Category theory
Category theory is an approach to mathematics which unifies computation, logic, and topology. It was originally created to study wikipedia:algebraic topology and define wikipedia:naturality. Instead of studying individual objects, category theory studies relationships and transformations between objects. Categories can be seen as generalizations of sets, groups, and other common mathematical gadgets.
Several facets of programming-language design can be simplified using category theory. Type theory is interpreted using categories. Kan extensions describe optimizations which use intermediate representations. Infamously, monads represent effects, and less famously, comonads represent contexts.
Introduction
A category can also be thought of as—but is not equivalent to—a labeled digraph: a set of nodes containing values with directed edges mapping nodes to other nodes. In the more general way of thought, a category is a class of "objects"—which can be any type of arbitrary thing—with "arrows" (also called "morphisms") between them mapping one to another. An arrow represents some sort of transformation between a "domain" (the object from which the arrow originates) and the "codomain" (the destination object).

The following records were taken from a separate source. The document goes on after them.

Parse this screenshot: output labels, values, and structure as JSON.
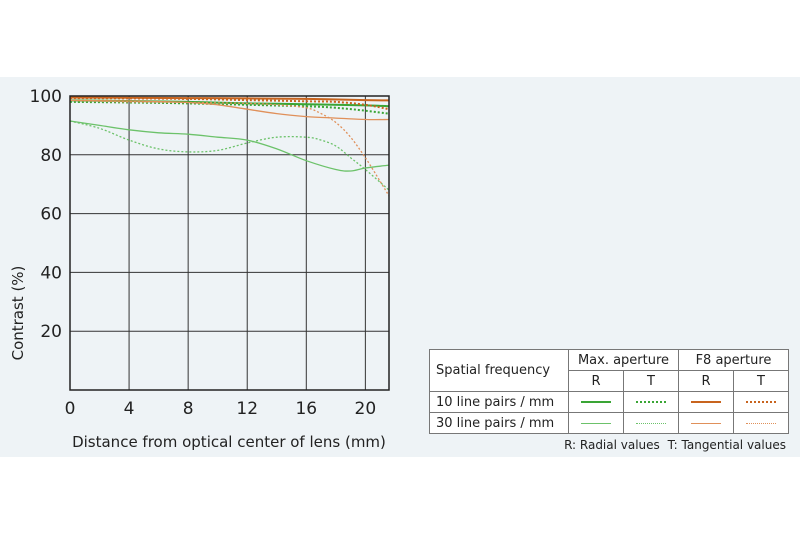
{
  "chart_data": {
    "type": "line",
    "title": "",
    "xlabel": "Distance from optical center of lens (mm)",
    "ylabel": "Contrast (%)",
    "xlim": [
      0,
      21.6
    ],
    "ylim": [
      0,
      100
    ],
    "xticks": [
      "0",
      "4",
      "8",
      "12",
      "16",
      "20"
    ],
    "yticks": [
      "20",
      "40",
      "60",
      "80",
      "100"
    ],
    "grid": true,
    "legend_position": "bottom-right",
    "series": [
      {
        "group": "10 line pairs / mm",
        "aperture": "Max. aperture",
        "type": "R",
        "color": "#3aa535",
        "dash": "solid",
        "x": [
          0,
          4,
          8,
          12,
          16,
          20,
          21.6
        ],
        "y": [
          98.5,
          98.3,
          98.0,
          97.5,
          97.2,
          96.8,
          96.5
        ]
      },
      {
        "group": "10 line pairs / mm",
        "aperture": "Max. aperture",
        "type": "T",
        "color": "#3aa535",
        "dash": "dotted",
        "x": [
          0,
          4,
          8,
          12,
          16,
          18,
          20,
          21.6
        ],
        "y": [
          98.0,
          97.8,
          97.5,
          97.0,
          96.5,
          96.0,
          95.0,
          94.0
        ]
      },
      {
        "group": "30 line pairs / mm",
        "aperture": "Max. aperture",
        "type": "R",
        "color": "#6cc26a",
        "dash": "solid",
        "x": [
          0,
          2,
          4,
          6,
          8,
          10,
          12,
          14,
          16,
          18,
          19,
          20,
          21.6
        ],
        "y": [
          91.5,
          90.0,
          88.5,
          87.5,
          87.0,
          86.0,
          85.0,
          82.0,
          78.0,
          75.0,
          74.5,
          75.5,
          76.5
        ]
      },
      {
        "group": "30 line pairs / mm",
        "aperture": "Max. aperture",
        "type": "T",
        "color": "#6cc26a",
        "dash": "dotted",
        "x": [
          0,
          2,
          4,
          6,
          8,
          10,
          12,
          14,
          16,
          17,
          18,
          19,
          20,
          21.6
        ],
        "y": [
          91.5,
          89.0,
          85.0,
          82.0,
          81.0,
          81.5,
          84.0,
          86.0,
          86.0,
          85.0,
          83.0,
          79.0,
          75.0,
          68.0
        ]
      },
      {
        "group": "10 line pairs / mm",
        "aperture": "F8 aperture",
        "type": "R",
        "color": "#c8641e",
        "dash": "solid",
        "x": [
          0,
          4,
          8,
          12,
          16,
          20,
          21.6
        ],
        "y": [
          99.5,
          99.4,
          99.3,
          99.2,
          99.0,
          98.6,
          98.5
        ]
      },
      {
        "group": "10 line pairs / mm",
        "aperture": "F8 aperture",
        "type": "T",
        "color": "#c8641e",
        "dash": "dotted",
        "x": [
          0,
          4,
          8,
          12,
          16,
          18,
          20,
          21.6
        ],
        "y": [
          99.3,
          99.2,
          99.0,
          98.6,
          98.2,
          98.0,
          97.0,
          95.5
        ]
      },
      {
        "group": "30 line pairs / mm",
        "aperture": "F8 aperture",
        "type": "R",
        "color": "#e0905a",
        "dash": "solid",
        "x": [
          0,
          4,
          8,
          10,
          12,
          14,
          16,
          18,
          20,
          21.6
        ],
        "y": [
          98.5,
          98.3,
          97.8,
          97.0,
          95.5,
          94.0,
          93.0,
          92.5,
          92.0,
          92.0
        ]
      },
      {
        "group": "30 line pairs / mm",
        "aperture": "F8 aperture",
        "type": "T",
        "color": "#e0905a",
        "dash": "dotted",
        "x": [
          0,
          4,
          8,
          12,
          14,
          16,
          17,
          18,
          19,
          20,
          21,
          21.6
        ],
        "y": [
          98.5,
          98.0,
          97.8,
          97.5,
          97.0,
          96.0,
          94.0,
          91.0,
          86.0,
          79.0,
          71.0,
          66.0
        ]
      }
    ]
  },
  "legend": {
    "header_label": "Spatial frequency",
    "max_aperture": "Max. aperture",
    "f8_aperture": "F8 aperture",
    "r": "R",
    "t": "T",
    "row_10": "10 line pairs / mm",
    "row_30": "30 line pairs / mm"
  },
  "footnote": {
    "radial": "R: Radial values",
    "tangential": "T: Tangential values"
  }
}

Categories also have some sort of operation for composing arrows, written f ∘ g
. This leads to the property that, if there is are two arrows f : A → B
and g : B → C
, then there is another arrow f ∘ g : A → C
. This should be reminiscent of function composition in other areas of mathematics, but represents a more general concept. Note that it is required that ∘
is associative—that is, (f ∘ g) ∘ h ≡ f ∘ (g ∘ h)
.
The final requirement for a category is that every object A
has an "identity morphism" idA
. For every morphism f : A → B
, The identity object has the property that f ∘ idA ≡ f
, and for every morphism g : B → A
, idA ∘ g ≡ g
Higher Categories
In certain contexts, such as topology, it is natural to define 2-morphisms, things similar to morphisms whose domains and codomains are themselves morphisms. These can be composed in more varied ways, and lead to a generalization of associativity known as a coherence law. There is a hierarchy of k-morphisms parameterized by natural numbers, which may or may not be directed. The study of categories with such higher k-morphisms is known as Higher Category Theory, and is discussed in detail on The nLab.
Automatic Language Generation
Given a category, we can follow a recipe to generate the semantics for a language which studies that category. If facts about the original category are computable, then the resulting language is computable too.
Native Type Theory
Conversely, given a language, we can generate a type theory and associated category. The resulting type theory is called the native type theory. Even dynamically-typed languages often have useful native type theories.
Codensity Monads
The (right) Kan extension of a functor along itself always generates a monad, known as the wikipedia:codensity monad. Common advice from category theorists, e.g. in [1], is:
Whenever you meet a functor, ask what its codensity monad is.
As explained in "Kan Extensions for Program Optimization", continuation monads arise as special cases of codensity monads. Continuation monads are known as "mothers of all monads" in the sense that all effect monads factor through them. In "Colored Functions and Monadic Effects", the concept of colored functions is explained in terms of continuation monads.